There are some limitations in the current study. This study overlooks the complexity of the in vivo tumor environment where there is interplay between different cell types and signaling pathways, and tumor heterogeneity both of which could affect tumor growth and progression and response to therapy. In vitro studies are important for gathering preliminary data on the effect of 1α,25(OH)2D3 on OS cell lines and can provide the foundation for future in vivo and translational studies. A second limitation of the study is the small sample and lack of power. This study serves as a pilot for future study and the results need to be reproduced on a larger scale with adequate statistical power. No adjustment for multiple comparisons was done, as the study was a pilot study with low power.
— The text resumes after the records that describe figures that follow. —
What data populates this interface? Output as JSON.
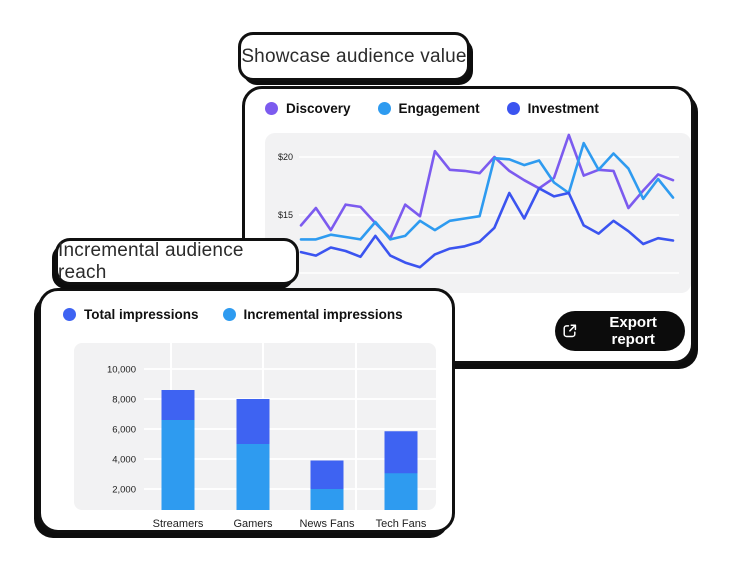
{
  "showcase_card": {
    "title": "Showcase audience value",
    "export_button": {
      "label": "Export report",
      "icon": "export-external-link-icon",
      "bg": "#0c0c0c",
      "text_color": "#ffffff"
    }
  },
  "reach_card": {
    "title": "Incremental audience reach"
  },
  "colors": {
    "discovery_purple": "#7C5BEF",
    "engagement_cyan": "#2E9BF0",
    "investment_blue": "#3B54F0",
    "total_blue": "#3E63F2",
    "incremental_cyan": "#2E9BF0",
    "plot_background": "#f2f2f3",
    "card_border_black": "#101010"
  },
  "chart_data": [
    {
      "type": "line",
      "title": "Showcase audience value",
      "xlabel": "",
      "ylabel": "",
      "ylim": [
        10,
        22.5
      ],
      "grid": "horizontal-only",
      "gridline_values": [
        20,
        15,
        10
      ],
      "yticks": [
        {
          "value": 20,
          "label": "$20"
        },
        {
          "value": 15,
          "label": "$15"
        }
      ],
      "legend_position": "top-left",
      "series": [
        {
          "name": "Discovery",
          "color": "#7C5BEF",
          "values": [
            14.1,
            15.6,
            13.7,
            15.9,
            15.7,
            14.3,
            13.0,
            15.9,
            14.9,
            20.5,
            18.9,
            18.8,
            18.6,
            20.0,
            18.8,
            18.0,
            17.3,
            18.2,
            21.9,
            18.4,
            18.9,
            18.8,
            15.6,
            17.1,
            18.5,
            18.0
          ]
        },
        {
          "name": "Engagement",
          "color": "#2E9BF0",
          "values": [
            12.9,
            12.9,
            13.3,
            13.1,
            12.9,
            14.4,
            12.9,
            13.2,
            14.5,
            13.7,
            14.5,
            14.7,
            14.9,
            19.9,
            19.8,
            19.3,
            19.7,
            17.8,
            16.9,
            21.2,
            18.9,
            20.3,
            19.0,
            16.4,
            18.1,
            16.5
          ]
        },
        {
          "name": "Investment",
          "color": "#3B54F0",
          "values": [
            11.8,
            11.5,
            12.2,
            11.9,
            11.4,
            13.2,
            11.5,
            10.9,
            10.5,
            11.6,
            12.1,
            12.3,
            12.7,
            13.9,
            16.9,
            14.7,
            17.3,
            16.6,
            16.9,
            14.1,
            13.4,
            14.5,
            13.6,
            12.5,
            13.0,
            12.8
          ]
        }
      ]
    },
    {
      "type": "stacked-bar",
      "title": "Incremental audience reach",
      "xlabel": "",
      "ylabel": "",
      "categories": [
        "Streamers",
        "Gamers",
        "News Fans",
        "Tech Fans"
      ],
      "ylim": [
        0,
        11000
      ],
      "grid": "both",
      "gridline_values": [
        10000,
        8000,
        6000,
        4000,
        2000
      ],
      "yticks": [
        {
          "value": 10000,
          "label": "10,000"
        },
        {
          "value": 8000,
          "label": "8,000"
        },
        {
          "value": 6000,
          "label": "6,000"
        },
        {
          "value": 4000,
          "label": "4,000"
        },
        {
          "value": 2000,
          "label": "2,000"
        }
      ],
      "legend_position": "top-left",
      "series": [
        {
          "name": "Total impressions",
          "color": "#3E63F2",
          "values": [
            8600,
            8000,
            3900,
            5850
          ],
          "note": "total bar height; blue segment is total minus incremental"
        },
        {
          "name": "Incremental impressions",
          "color": "#2E9BF0",
          "values": [
            6600,
            5000,
            2000,
            3050
          ]
        }
      ]
    }
  ]
}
Knowledge gained from this pilot study provides a better insight into understanding the mechanism of action of 25(OH)D3 and 1α,25(OH)2D3 on OS cells and may provide the framework for future in vivo studies. Given the prevalence of OS in humans and canines, a better understanding of the underlying mechanisms of disease are important for identification of biomarkers that may provide targets for devising novel therapies. The ability of 25(OH)D3 or 1α,25(OH)2D3 to promote normal osteogenic differentiation and modulate apoptosis in OS cells may be useful in the future to improve the current treatment regimens and consequent rates of survival.
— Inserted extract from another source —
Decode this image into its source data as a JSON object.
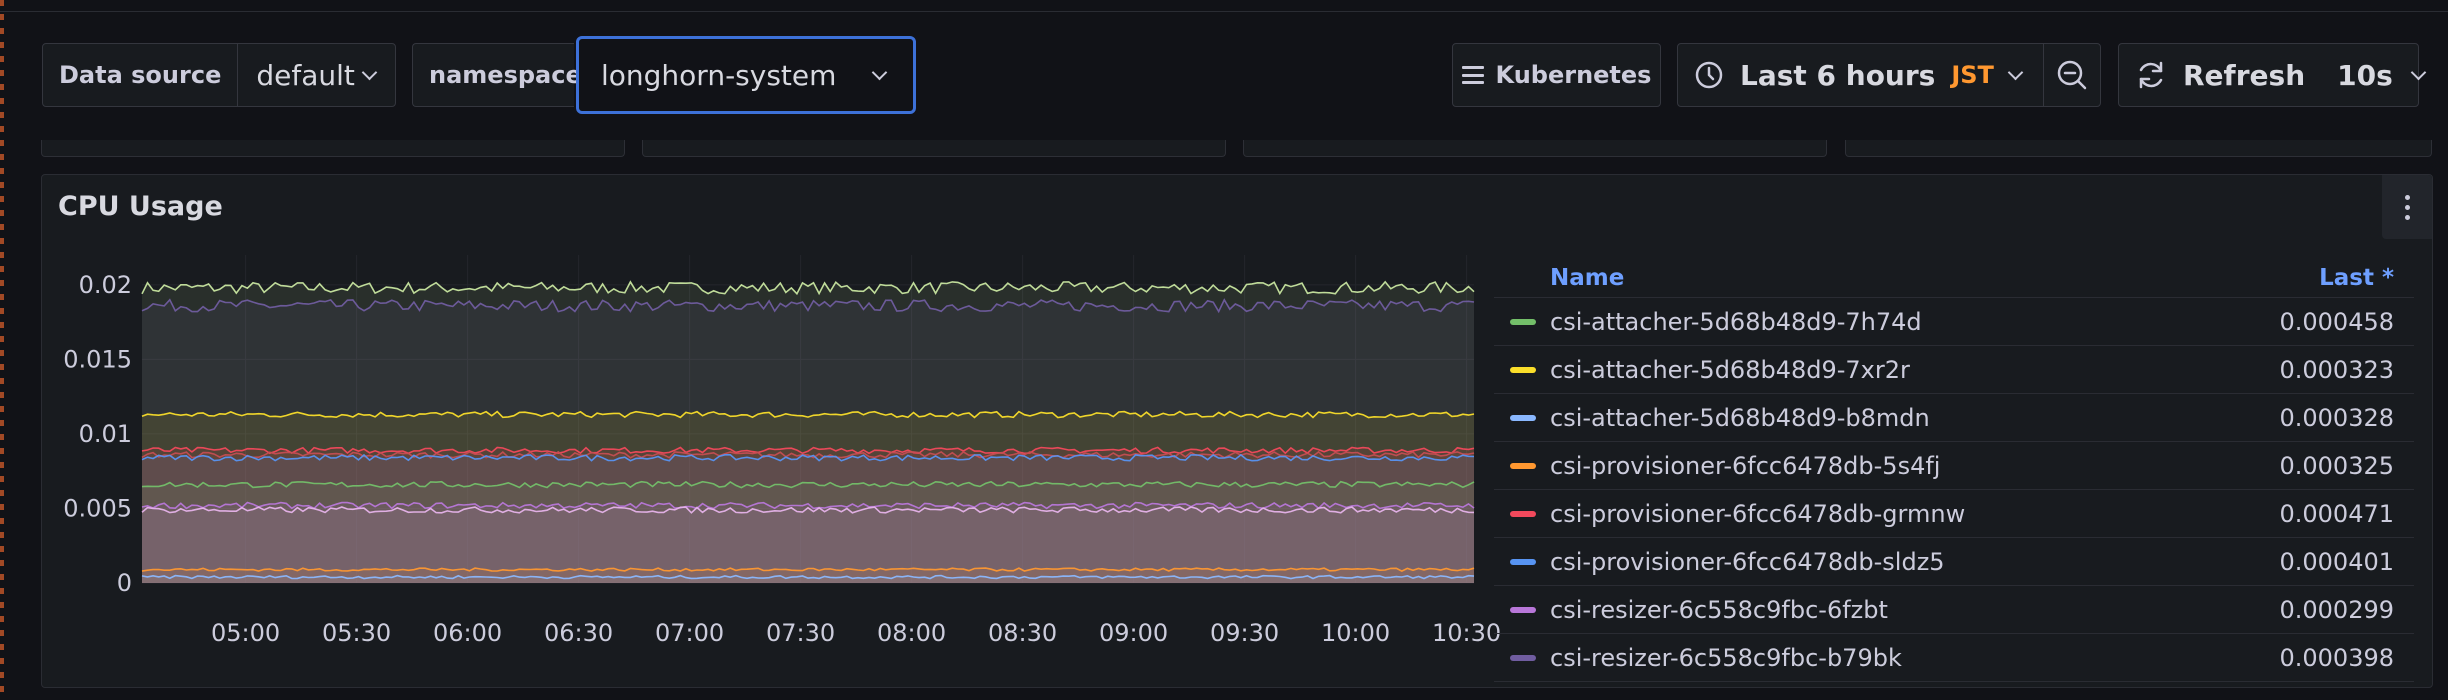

In conclusion, this pilot study investigated the effects of 25(OH)D3 and 1α,25(OH)2D3 on differentiation and apoptosis in human OS cell lines, SaOS-2 and 143B. Our studies suggest that 25(OH)D3 and 1α,25(OH)2D3 act as differentiation agents in human OS cell lines through activation or upregulation of markers of osteoblastic differentiation, including ALP in 143B cells, mineralization and OCN expression in SaOS-2 and 143B cells. Both SaOS-2 and 143 B cells showed evidence of an increasing trend in the number of TUNEL positive apoptotic cells with 25(OH)D3 (dose-dependent) and 1α,25(OH)2D3 treatments.